Oliver Stone, while having created some of the best films of the past two decades, has never exactly been a sure bet. I love the guy's audacity and a large portion of his filmography (Alexander famously being one of my most adored pieces) but every so often there's a cheesy misstep. Born on the Fourth of July tread the cheese ground rather often, for example. This one, however, is more than a misstep - it's cemented in cheese so deep that even a mutant mouse with razor sharp fangs and a penchant for swiss would have trouble getting to it. It's unfortunate, considering this was the one 9/11 flick I was counting on. In fact, I was a die-hard advocate for it. I thought that Stone, the guy behind historical twist tales like conspiracy-laden JFK, would attack this from a completely new angle and really get into some provocative, artistic territory.

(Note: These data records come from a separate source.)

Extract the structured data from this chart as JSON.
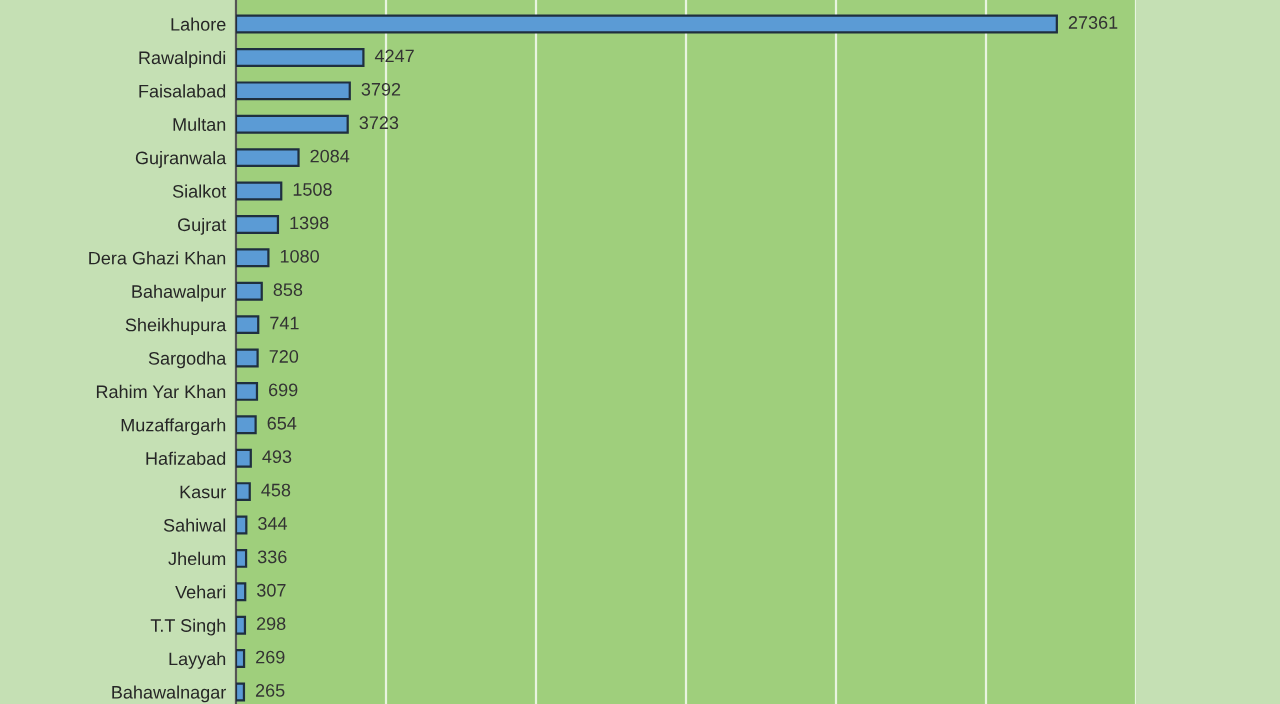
{
  "chart_data": {
    "type": "bar",
    "orientation": "horizontal",
    "categories": [
      "Lahore",
      "Rawalpindi",
      "Faisalabad",
      "Multan",
      "Gujranwala",
      "Sialkot",
      "Gujrat",
      "Dera Ghazi Khan",
      "Bahawalpur",
      "Sheikhupura",
      "Sargodha",
      "Rahim Yar Khan",
      "Muzaffargarh",
      "Hafizabad",
      "Kasur",
      "Sahiwal",
      "Jhelum",
      "Vehari",
      "T.T Singh",
      "Layyah",
      "Bahawalnagar"
    ],
    "values": [
      27361,
      4247,
      3792,
      3723,
      2084,
      1508,
      1398,
      1080,
      858,
      741,
      720,
      699,
      654,
      493,
      458,
      344,
      336,
      307,
      298,
      269,
      265
    ],
    "color": "#5b9bd5",
    "xlim": [
      0,
      30000
    ],
    "xticks": [
      {
        "value": 0,
        "label": null
      },
      {
        "value": 5000,
        "label": null
      },
      {
        "value": 10000,
        "label": null
      },
      {
        "value": 15000,
        "label": null
      },
      {
        "value": 20000,
        "label": null
      },
      {
        "value": 25000,
        "label": null
      },
      {
        "value": 30000,
        "label": null
      }
    ],
    "grid": "x",
    "data_labels": true,
    "tick_labels": "y"
  }
}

If any storyline centered at ground zero on September 11th, 2001 could play it safe, this is it. Stone's painfully conventional (and at times strangely religious) approach avoids most anything that would put people further on edge than the nature of the subject matter already brings them. Our focal point is beneath the rubble with two Port Authority Police Department officers (Nicolas Cage and Michael Pena) - the two real people who were the final surviving extractions. It is an odd thing to hinge a film on - two guys pinned under cement blocks, trying to comfort one another until apparently imminent death. I could easily see it as a powerful short film, but as a big budget, feature length picture it doesn't work so well.
When we're not underground with the two officers we're in brightly lit, mellodramatic scenes about their families. During production I was impressed to see such names as Maggie Gylenhaal and Maria Bello attached to such a potentially controversial project. In viewing these family scenes, however, we're subjected to the worst cliches of the entire piece that stand in my eyes as blotches on both actresses' records.
All in all, this is far from being a worthy or even memorable experience. It refutes my entire argument for seeing it by becoming a banal retread of contrived emotion that belongs on the Hallmark channel.